The sound of Al being hit in the face with the oar combines the sounds of multiple wood impacts and the sound of flesh being struck. But the secret ingredient I used to give this moment a bit of extra impact and comedic oomph was the slamming of a particularly resonant toilet seat I recorded in my basement. This sound is somewhat reminiscent of the Hanna-Barbara stock sound effects associated with their cartoons, and also prevents the sound from being too realistic.
The final vignette of our Place tells the heartbreaking story of Stanley and Sidney. Stanley struggles with behavior problems and doesn't see eye to eye with his mother and stepfather, so he runs away to the dock. Unbeknownst to him, his stepsister, Sidney has tracked him to the dock. The young girl enthusiastically badgers him for a winter swim in the lake, leading Stanley to angrily drown out her voice by listening to heavy music on his headphones. He doesn't hear when she slips off the dock and falls to her death, drowning in the icy winter lake.

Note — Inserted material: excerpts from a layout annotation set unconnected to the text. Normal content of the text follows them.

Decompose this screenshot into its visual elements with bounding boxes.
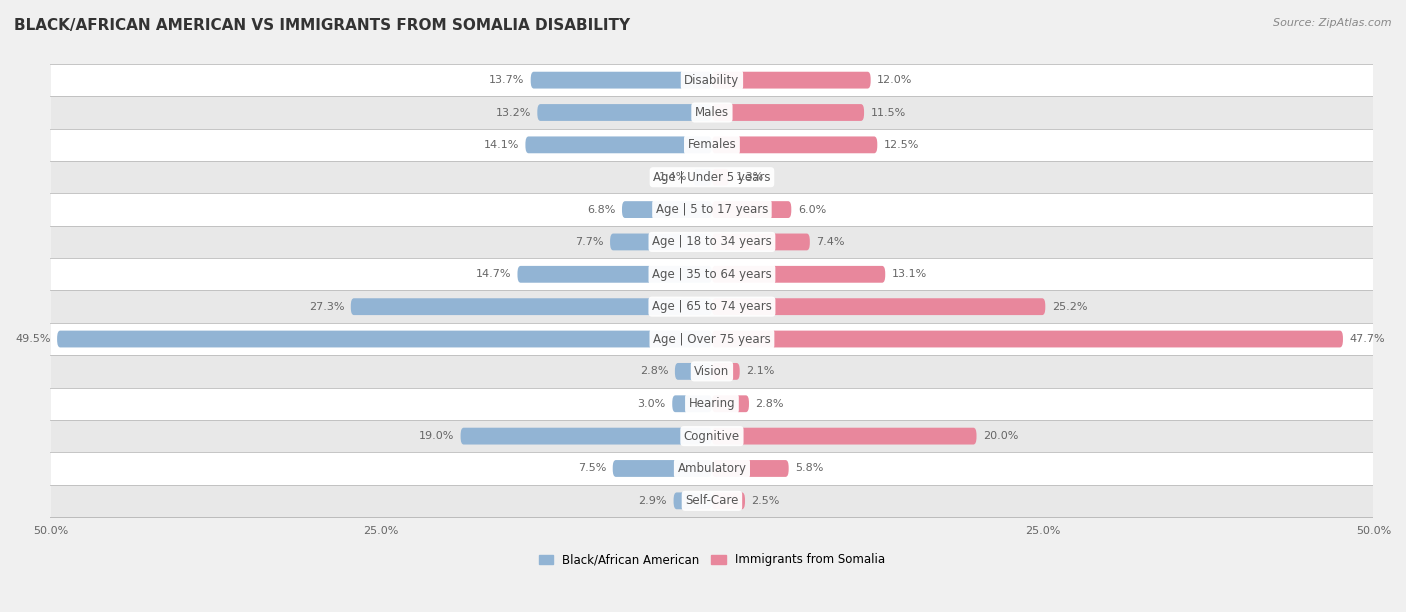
FancyBboxPatch shape	[673, 493, 711, 509]
FancyBboxPatch shape	[51, 323, 1374, 355]
FancyBboxPatch shape	[711, 201, 792, 218]
FancyBboxPatch shape	[526, 136, 711, 153]
FancyBboxPatch shape	[51, 129, 1374, 161]
Text: Age | Over 75 years: Age | Over 75 years	[652, 332, 770, 346]
Text: 7.7%: 7.7%	[575, 237, 603, 247]
FancyBboxPatch shape	[51, 193, 1374, 226]
Text: 3.0%: 3.0%	[637, 399, 665, 409]
Text: 12.0%: 12.0%	[877, 75, 912, 85]
FancyBboxPatch shape	[51, 291, 1374, 323]
FancyBboxPatch shape	[711, 298, 1045, 315]
Text: 7.4%: 7.4%	[817, 237, 845, 247]
Text: Vision: Vision	[695, 365, 730, 378]
Text: 19.0%: 19.0%	[419, 431, 454, 441]
FancyBboxPatch shape	[711, 72, 870, 89]
FancyBboxPatch shape	[711, 363, 740, 380]
Text: 12.5%: 12.5%	[884, 140, 920, 150]
FancyBboxPatch shape	[711, 428, 977, 444]
Text: Age | 35 to 64 years: Age | 35 to 64 years	[652, 268, 772, 281]
Text: Source: ZipAtlas.com: Source: ZipAtlas.com	[1274, 18, 1392, 28]
Text: Age | Under 5 years: Age | Under 5 years	[654, 171, 770, 184]
FancyBboxPatch shape	[51, 452, 1374, 485]
FancyBboxPatch shape	[51, 64, 1374, 96]
FancyBboxPatch shape	[517, 266, 711, 283]
FancyBboxPatch shape	[51, 420, 1374, 452]
Text: Age | 5 to 17 years: Age | 5 to 17 years	[655, 203, 768, 216]
FancyBboxPatch shape	[610, 234, 711, 250]
FancyBboxPatch shape	[51, 258, 1374, 291]
FancyBboxPatch shape	[350, 298, 711, 315]
FancyBboxPatch shape	[58, 330, 711, 348]
FancyBboxPatch shape	[51, 387, 1374, 420]
FancyBboxPatch shape	[537, 104, 711, 121]
FancyBboxPatch shape	[711, 104, 865, 121]
FancyBboxPatch shape	[711, 330, 1343, 348]
FancyBboxPatch shape	[51, 96, 1374, 129]
FancyBboxPatch shape	[51, 161, 1374, 193]
FancyBboxPatch shape	[613, 460, 711, 477]
FancyBboxPatch shape	[621, 201, 711, 218]
Text: Self-Care: Self-Care	[685, 494, 738, 507]
Text: 27.3%: 27.3%	[309, 302, 344, 312]
Text: 47.7%: 47.7%	[1350, 334, 1385, 344]
Text: Age | 18 to 34 years: Age | 18 to 34 years	[652, 236, 772, 248]
Text: 11.5%: 11.5%	[870, 108, 905, 118]
FancyBboxPatch shape	[711, 169, 730, 185]
FancyBboxPatch shape	[711, 136, 877, 153]
Text: 1.3%: 1.3%	[735, 172, 763, 182]
FancyBboxPatch shape	[530, 72, 711, 89]
Text: 5.8%: 5.8%	[796, 463, 824, 474]
Text: 13.1%: 13.1%	[891, 269, 927, 279]
Legend: Black/African American, Immigrants from Somalia: Black/African American, Immigrants from …	[534, 548, 890, 571]
Text: Ambulatory: Ambulatory	[678, 462, 747, 475]
Text: 6.8%: 6.8%	[586, 204, 616, 215]
FancyBboxPatch shape	[711, 266, 886, 283]
FancyBboxPatch shape	[711, 234, 810, 250]
FancyBboxPatch shape	[461, 428, 711, 444]
Text: 49.5%: 49.5%	[15, 334, 51, 344]
Text: Disability: Disability	[685, 73, 740, 87]
Text: Age | 65 to 74 years: Age | 65 to 74 years	[652, 300, 772, 313]
Text: 1.4%: 1.4%	[658, 172, 686, 182]
Text: 13.2%: 13.2%	[495, 108, 530, 118]
FancyBboxPatch shape	[51, 355, 1374, 387]
Text: Females: Females	[688, 138, 737, 151]
FancyBboxPatch shape	[51, 485, 1374, 517]
Text: Males: Males	[695, 106, 728, 119]
Text: 25.2%: 25.2%	[1052, 302, 1087, 312]
Text: 7.5%: 7.5%	[578, 463, 606, 474]
FancyBboxPatch shape	[693, 169, 711, 185]
FancyBboxPatch shape	[711, 395, 749, 412]
Text: Hearing: Hearing	[689, 397, 735, 410]
Text: 14.1%: 14.1%	[484, 140, 519, 150]
FancyBboxPatch shape	[711, 460, 789, 477]
Text: 14.7%: 14.7%	[475, 269, 510, 279]
Text: 2.8%: 2.8%	[755, 399, 785, 409]
Text: 6.0%: 6.0%	[799, 204, 827, 215]
Text: 2.1%: 2.1%	[747, 367, 775, 376]
Text: 20.0%: 20.0%	[983, 431, 1018, 441]
Text: 13.7%: 13.7%	[489, 75, 524, 85]
Text: BLACK/AFRICAN AMERICAN VS IMMIGRANTS FROM SOMALIA DISABILITY: BLACK/AFRICAN AMERICAN VS IMMIGRANTS FRO…	[14, 18, 630, 34]
Text: Cognitive: Cognitive	[683, 430, 740, 442]
Text: 2.5%: 2.5%	[752, 496, 780, 506]
Text: 2.8%: 2.8%	[640, 367, 668, 376]
FancyBboxPatch shape	[672, 395, 711, 412]
FancyBboxPatch shape	[711, 493, 745, 509]
FancyBboxPatch shape	[51, 226, 1374, 258]
Text: 2.9%: 2.9%	[638, 496, 666, 506]
FancyBboxPatch shape	[675, 363, 711, 380]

The script of Our Place calls for the soundscape to be dominated by loud music when Stanley puts his headphones on. The director and I were initially hesitant to include this element because of how cinematic of a technique it seemed, and we weren't sure if would emotionally resonate or would be distracting. To our surprise, the moment worked best when we included this technique. The piece of music I used was programmed in QLAB to play from the top of the vignette as Stanley put his headphones on, and fade out abruptly when he removed them, and was replaced by the nighttime ambience, and could be switched back and forth with the press of a button based off of what the actor did with the headphones.